Lula afirmó en un comunicado que durante la reunión discutieron sobre varios temas de política internacional, así como sobre el papel que "una ONU reformada debe de tener para la promoción de la paz y el desarrollo sostenible".
Además, el presidente brasileño declaró que la experiencia de Bachelet como jefa de Estado chilena y su conocimiento "profundo" de Naciones Unidas la habilitan para ser la primera mujer latinoamericana a liderar la organización.
La candidatura de la exmandataria, quien también fue alta comisionada de la ONU para los Derechos Humanos, es apoyada por Brasil y México, las dos grandes potencias regionales, pese a que Chile retiró su apoyo.

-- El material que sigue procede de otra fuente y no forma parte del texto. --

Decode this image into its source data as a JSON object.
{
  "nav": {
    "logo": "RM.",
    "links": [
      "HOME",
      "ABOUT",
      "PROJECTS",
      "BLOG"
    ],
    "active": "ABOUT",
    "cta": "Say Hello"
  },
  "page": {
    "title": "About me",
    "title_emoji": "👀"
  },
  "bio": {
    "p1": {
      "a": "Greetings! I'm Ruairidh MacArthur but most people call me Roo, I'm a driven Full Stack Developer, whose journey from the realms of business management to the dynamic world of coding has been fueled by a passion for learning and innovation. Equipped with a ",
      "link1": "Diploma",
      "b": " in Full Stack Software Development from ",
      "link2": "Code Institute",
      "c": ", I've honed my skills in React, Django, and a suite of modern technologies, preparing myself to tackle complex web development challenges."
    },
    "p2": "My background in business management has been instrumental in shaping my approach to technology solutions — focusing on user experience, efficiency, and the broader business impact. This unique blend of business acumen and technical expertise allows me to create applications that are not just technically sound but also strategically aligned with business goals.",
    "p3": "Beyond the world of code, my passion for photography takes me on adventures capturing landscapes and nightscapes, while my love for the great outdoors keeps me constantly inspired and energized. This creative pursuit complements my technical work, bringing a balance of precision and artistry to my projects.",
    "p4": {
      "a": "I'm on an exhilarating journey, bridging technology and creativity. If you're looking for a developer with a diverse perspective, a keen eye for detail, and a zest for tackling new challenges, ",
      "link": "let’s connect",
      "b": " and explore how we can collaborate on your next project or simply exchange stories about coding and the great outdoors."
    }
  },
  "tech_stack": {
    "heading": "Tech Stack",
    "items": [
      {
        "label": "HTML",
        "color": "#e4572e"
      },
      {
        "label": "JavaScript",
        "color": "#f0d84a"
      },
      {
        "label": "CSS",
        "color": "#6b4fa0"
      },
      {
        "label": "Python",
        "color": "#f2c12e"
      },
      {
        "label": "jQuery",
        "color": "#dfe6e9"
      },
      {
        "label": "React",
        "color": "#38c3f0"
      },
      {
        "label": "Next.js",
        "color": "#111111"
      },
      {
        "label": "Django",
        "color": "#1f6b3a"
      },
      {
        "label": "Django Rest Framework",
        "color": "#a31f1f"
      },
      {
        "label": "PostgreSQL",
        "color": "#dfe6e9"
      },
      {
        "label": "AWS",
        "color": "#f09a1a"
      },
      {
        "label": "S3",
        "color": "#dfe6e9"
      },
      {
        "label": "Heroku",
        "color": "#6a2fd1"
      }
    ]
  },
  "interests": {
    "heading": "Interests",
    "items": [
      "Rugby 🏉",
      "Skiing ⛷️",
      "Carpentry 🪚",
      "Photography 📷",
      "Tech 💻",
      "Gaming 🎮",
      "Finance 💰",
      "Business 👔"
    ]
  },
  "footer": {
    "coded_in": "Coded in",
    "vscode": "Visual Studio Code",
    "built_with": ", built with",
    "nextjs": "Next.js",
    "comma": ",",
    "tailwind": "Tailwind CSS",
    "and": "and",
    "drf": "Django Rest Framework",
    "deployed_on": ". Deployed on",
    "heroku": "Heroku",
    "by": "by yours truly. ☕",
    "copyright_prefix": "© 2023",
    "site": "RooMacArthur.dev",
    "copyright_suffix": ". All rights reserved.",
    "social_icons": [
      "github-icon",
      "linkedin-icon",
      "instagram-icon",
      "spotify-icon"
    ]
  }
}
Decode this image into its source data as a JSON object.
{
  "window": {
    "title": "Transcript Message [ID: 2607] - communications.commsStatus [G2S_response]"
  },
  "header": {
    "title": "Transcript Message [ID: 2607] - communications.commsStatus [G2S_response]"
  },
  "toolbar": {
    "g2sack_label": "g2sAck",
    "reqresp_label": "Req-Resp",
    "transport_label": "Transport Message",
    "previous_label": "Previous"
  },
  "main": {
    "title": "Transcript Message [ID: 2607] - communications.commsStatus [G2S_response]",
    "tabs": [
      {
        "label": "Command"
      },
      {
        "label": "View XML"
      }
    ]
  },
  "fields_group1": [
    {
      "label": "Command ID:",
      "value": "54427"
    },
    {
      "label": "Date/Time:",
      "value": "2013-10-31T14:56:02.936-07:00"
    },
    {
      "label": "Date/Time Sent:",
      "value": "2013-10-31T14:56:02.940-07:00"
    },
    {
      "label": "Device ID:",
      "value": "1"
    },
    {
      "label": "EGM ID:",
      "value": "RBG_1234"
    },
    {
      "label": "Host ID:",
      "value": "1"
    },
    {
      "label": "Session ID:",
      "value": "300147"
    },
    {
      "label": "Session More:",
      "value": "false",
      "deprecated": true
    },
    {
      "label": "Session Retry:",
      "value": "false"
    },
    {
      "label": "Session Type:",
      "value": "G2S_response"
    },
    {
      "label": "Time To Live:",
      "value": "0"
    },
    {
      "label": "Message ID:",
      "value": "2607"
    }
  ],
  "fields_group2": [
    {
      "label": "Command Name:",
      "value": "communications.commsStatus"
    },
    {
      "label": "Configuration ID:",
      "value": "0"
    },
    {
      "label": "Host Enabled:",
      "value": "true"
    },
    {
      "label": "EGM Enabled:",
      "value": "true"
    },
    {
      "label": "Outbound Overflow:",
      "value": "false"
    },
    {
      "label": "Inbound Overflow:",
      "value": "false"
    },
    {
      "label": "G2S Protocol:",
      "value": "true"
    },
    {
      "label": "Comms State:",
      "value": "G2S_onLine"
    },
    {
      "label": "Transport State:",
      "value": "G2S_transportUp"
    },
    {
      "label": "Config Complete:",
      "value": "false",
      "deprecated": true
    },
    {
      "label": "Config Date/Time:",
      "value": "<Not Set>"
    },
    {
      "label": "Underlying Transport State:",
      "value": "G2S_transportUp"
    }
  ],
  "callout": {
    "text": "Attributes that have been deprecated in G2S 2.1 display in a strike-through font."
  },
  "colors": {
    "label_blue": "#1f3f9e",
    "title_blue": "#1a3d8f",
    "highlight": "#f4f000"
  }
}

Después de que el expresidente chileno Gabriel Boric lanzara la idea, el Gobierno de su sucesor, José Antonio Kast, decidió anular el respaldo a la política progresista por considerar su nombre "inviable".
Bachelet se enfrenta a otros candidatos de la región, como la exvicepresidenta costarricense Rebeca Grynspan y el argentino Rafael Grossi, director general del Organismo Internacional de Energía Atómica.
Para resultar elegido, el candidato debe recibir los votos de una mayoría de integrantes del Consejo de Seguridad de la ONU, no ser vetado por ninguno de los miembros permanentes y, a continuación, ser aprobado por la Asamblea General.